Sorry for double post, just ignore this post..
From: pgsql-general-owner@xxxxxxxxxxxxxx <pgsql-general-owner@xxxxxxxxxxxxxx> on behalf of Kim Rose Carlsen <krc@xxxxxxxx>
Sent: Thursday, October 27, 2016 6:34:58 PM To: pgsql-general@xxxxxxxxxxxxxx Subject: How to hint two columns IS NOT DISTINCT FROM each other in a join
Hi
I was wondering if there is a way to hint that two columns in two different tables IS NOT DISTINCT FROM each other. So that the optimizer may assume if table_a.key = 'test' THEN table_b.key = 'test' .
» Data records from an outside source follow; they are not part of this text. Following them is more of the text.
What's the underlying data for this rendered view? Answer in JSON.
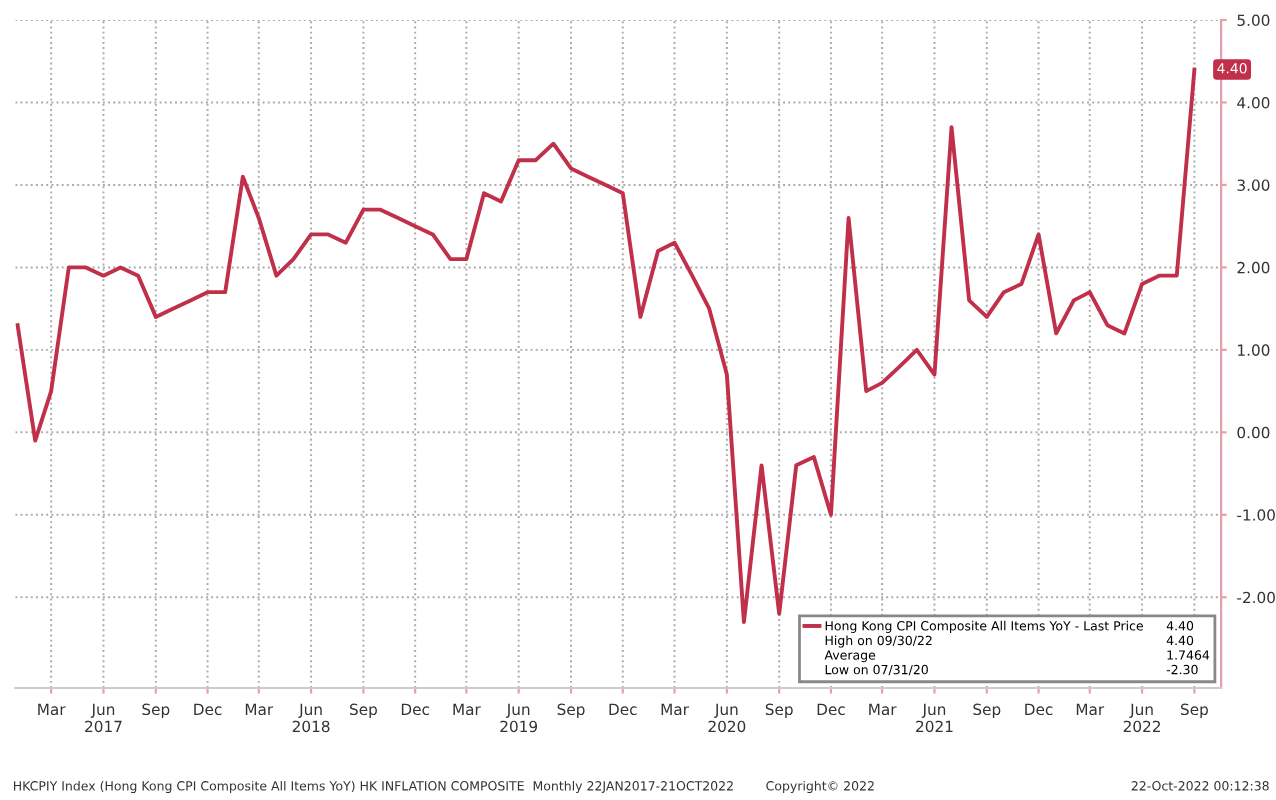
{
  "chart_data": {
    "type": "line",
    "x": [
      "2017-01",
      "2017-02",
      "2017-03",
      "2017-04",
      "2017-05",
      "2017-06",
      "2017-07",
      "2017-08",
      "2017-09",
      "2017-10",
      "2017-11",
      "2017-12",
      "2018-01",
      "2018-02",
      "2018-03",
      "2018-04",
      "2018-05",
      "2018-06",
      "2018-07",
      "2018-08",
      "2018-09",
      "2018-10",
      "2018-11",
      "2018-12",
      "2019-01",
      "2019-02",
      "2019-03",
      "2019-04",
      "2019-05",
      "2019-06",
      "2019-07",
      "2019-08",
      "2019-09",
      "2019-10",
      "2019-11",
      "2019-12",
      "2020-01",
      "2020-02",
      "2020-03",
      "2020-04",
      "2020-05",
      "2020-06",
      "2020-07",
      "2020-08",
      "2020-09",
      "2020-10",
      "2020-11",
      "2020-12",
      "2021-01",
      "2021-02",
      "2021-03",
      "2021-04",
      "2021-05",
      "2021-06",
      "2021-07",
      "2021-08",
      "2021-09",
      "2021-10",
      "2021-11",
      "2021-12",
      "2022-01",
      "2022-02",
      "2022-03",
      "2022-04",
      "2022-05",
      "2022-06",
      "2022-07",
      "2022-08",
      "2022-09"
    ],
    "series": [
      {
        "name": "Hong Kong CPI Composite All Items YoY - Last Price",
        "color": "#c0304a",
        "values": [
          1.3,
          -0.1,
          0.5,
          2.0,
          2.0,
          1.9,
          2.0,
          1.9,
          1.4,
          1.5,
          1.6,
          1.7,
          1.7,
          3.1,
          2.6,
          1.9,
          2.1,
          2.4,
          2.4,
          2.3,
          2.7,
          2.7,
          2.6,
          2.5,
          2.4,
          2.1,
          2.1,
          2.9,
          2.8,
          3.3,
          3.3,
          3.5,
          3.2,
          3.1,
          3.0,
          2.9,
          1.4,
          2.2,
          2.3,
          1.9,
          1.5,
          0.7,
          -2.3,
          -0.4,
          -2.2,
          -0.4,
          -0.3,
          -1.0,
          2.6,
          0.5,
          0.6,
          0.8,
          1.0,
          0.7,
          3.7,
          1.6,
          1.4,
          1.7,
          1.8,
          2.4,
          1.2,
          1.6,
          1.7,
          1.3,
          1.2,
          1.8,
          1.9,
          1.9,
          4.4
        ]
      }
    ],
    "xlim": [
      "2016-12-28",
      "2022-10-18"
    ],
    "xticks": [
      {
        "value": "2017-03",
        "label": "Mar"
      },
      {
        "value": "2017-06",
        "label": "Jun\n2017"
      },
      {
        "value": "2017-09",
        "label": "Sep"
      },
      {
        "value": "2017-12",
        "label": "Dec"
      },
      {
        "value": "2018-03",
        "label": "Mar"
      },
      {
        "value": "2018-06",
        "label": "Jun\n2018"
      },
      {
        "value": "2018-09",
        "label": "Sep"
      },
      {
        "value": "2018-12",
        "label": "Dec"
      },
      {
        "value": "2019-03",
        "label": "Mar"
      },
      {
        "value": "2019-06",
        "label": "Jun\n2019"
      },
      {
        "value": "2019-09",
        "label": "Sep"
      },
      {
        "value": "2019-12",
        "label": "Dec"
      },
      {
        "value": "2020-03",
        "label": "Mar"
      },
      {
        "value": "2020-06",
        "label": "Jun\n2020"
      },
      {
        "value": "2020-09",
        "label": "Sep"
      },
      {
        "value": "2020-12",
        "label": "Dec"
      },
      {
        "value": "2021-03",
        "label": "Mar"
      },
      {
        "value": "2021-06",
        "label": "Jun\n2021"
      },
      {
        "value": "2021-09",
        "label": "Sep"
      },
      {
        "value": "2021-12",
        "label": "Dec"
      },
      {
        "value": "2022-03",
        "label": "Mar"
      },
      {
        "value": "2022-06",
        "label": "Jun\n2022"
      },
      {
        "value": "2022-09",
        "label": "Sep"
      }
    ],
    "ylim": [
      -3.1,
      5.0
    ],
    "yticks": [
      {
        "value": -2,
        "label": "-2.00"
      },
      {
        "value": -1,
        "label": "-1.00"
      },
      {
        "value": 0,
        "label": "0.00"
      },
      {
        "value": 1,
        "label": "1.00"
      },
      {
        "value": 2,
        "label": "2.00"
      },
      {
        "value": 3,
        "label": "3.00"
      },
      {
        "value": 4,
        "label": "4.00"
      },
      {
        "value": 5,
        "label": "5.00"
      }
    ],
    "grid": true,
    "legend": "bottom right",
    "marker": "none",
    "line_style": "solid",
    "annotations": [
      {
        "text": "4.40",
        "x": "2022-09",
        "y": 4.4
      },
      "4.40",
      "High on 09/30/22",
      "4.40",
      "Average",
      "1.7464",
      "Low on 07/31/20",
      "-2.30",
      "HKCPIY Index (Hong Kong CPI Composite All Items YoY) HK INFLATION COMPOSITE  Monthly 22JAN2017-21OCT2022",
      "Copyright© 2022",
      "22-Oct-2022 00:12:38"
    ]
  }
}
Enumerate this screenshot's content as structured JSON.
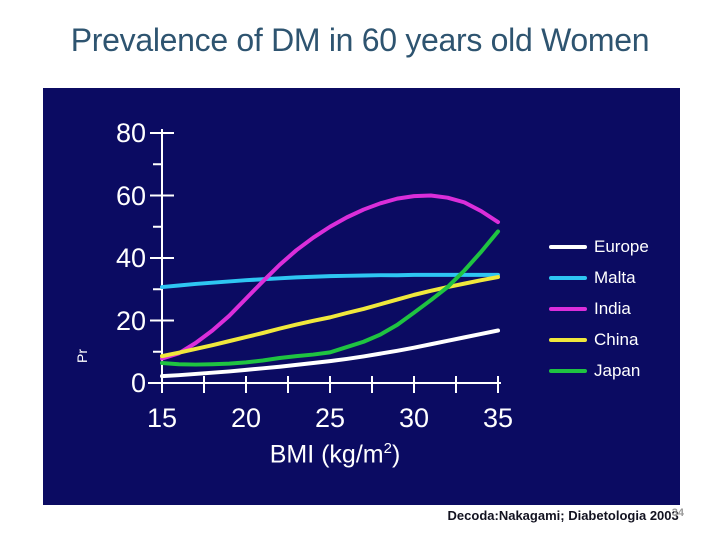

The equals operator already does this but it does not handle NULLS very well (or not at all). And it seems IS NOT DISTINCT FROM is not indexable and doesn't establish the same inference rules as equals.
Example:
CREATE TABLE a ( id INTEGER PRIMARY KEY, key VARCHAR, value VARCHAR
);
CREATE INDEX ON a (key);
INSERT INTO a VALUES (1, 'test', 'test'), (2, 'foo', 'bar'), (3, null, null), (4, 'baz', 'qoz');
CREATE VIEW view_a AS ( SELECT table_a.id, table_a.key, table_a.value, table_b.key as b_key FROM a AS table_a JOIN a AS table_b ON table_a.id = table_b.id );
CREATE VIEW view_a_eq AS ( SELECT table_a.id, table_a.key, table_a.value, table_b.key as b_key FROM a AS table_a JOIN a AS table_b ON table_a.id = table_b.id AND table_a.key = table_b.key ); CREATE VIEW view_a_distinct AS ( SELECT table_a.id, table_a.key, table_a.value, table_b.key as b_key FROM a AS table_a JOIN a AS table_b ON table_a.id = table_b.id AND table_a.key IS NOT DISTINCT FROM table_b.key ); QUERY PLAN
------------------------------------------------------------------------------------
Hash Join (cost=12.69..34.42 rows=4 width=100)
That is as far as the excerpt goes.